Dans le monde entier, les gens commettent une grave erreur de perception qui les empêche de prendre des mesures concrètes pour se protéger de l'inflation ou de la déflation. Cette erreur s'appelle “illusion monétaire,” c'est la croyance qu'une unité de compte nationale constitue la meilleure mesure de valeur, alors même que sa valeur réelle est instable.

Historiquement, cet échec à se protéger de l'inflation ou de la déflation a débouché sur des catastrophes. Lorsqu'une inflation spectaculaire a frappé l'Allemagne en 1923, elle a effacé la vraie valeur des économies de toute une vie et des bénéfices de sécurité sociale (non couverts et non indexés) de millions de personnes, dont la colère a contribué à la montée du nazisme.

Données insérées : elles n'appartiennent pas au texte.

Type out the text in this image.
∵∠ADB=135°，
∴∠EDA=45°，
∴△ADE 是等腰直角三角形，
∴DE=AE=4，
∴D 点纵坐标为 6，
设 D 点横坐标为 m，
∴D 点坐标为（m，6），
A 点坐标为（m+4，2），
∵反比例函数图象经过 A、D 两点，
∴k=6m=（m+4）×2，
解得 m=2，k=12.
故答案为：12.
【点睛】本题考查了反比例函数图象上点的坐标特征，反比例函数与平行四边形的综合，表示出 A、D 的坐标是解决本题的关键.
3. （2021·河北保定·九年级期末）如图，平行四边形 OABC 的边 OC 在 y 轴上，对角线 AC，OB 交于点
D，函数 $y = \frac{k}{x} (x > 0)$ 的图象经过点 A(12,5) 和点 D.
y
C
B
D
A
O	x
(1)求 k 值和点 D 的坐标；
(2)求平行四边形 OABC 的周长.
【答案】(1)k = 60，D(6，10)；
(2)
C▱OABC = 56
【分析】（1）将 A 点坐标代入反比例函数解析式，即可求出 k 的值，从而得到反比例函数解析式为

De la même manière, une spectaculaire déflation dans de nombreux pays du monde au début des années 1930 a amplifié la vraie valeur des dettes (non couvertes et non indexées), ce qui a mené à des millions de cessations de paiement et à de nombreuses faillites de banques. La déflation a aussi amplifié la valeur réelle des revenus et des salaires, accroissant licenciements et chômage. Le manque de couverture et d'indexation nous a amené la Grande Dépression. Une grande partie du malaise économique du Japon des dernières années reflète aussi des dettes (non couvertes et non indexées) amplifiées par la déflation depuis 1999.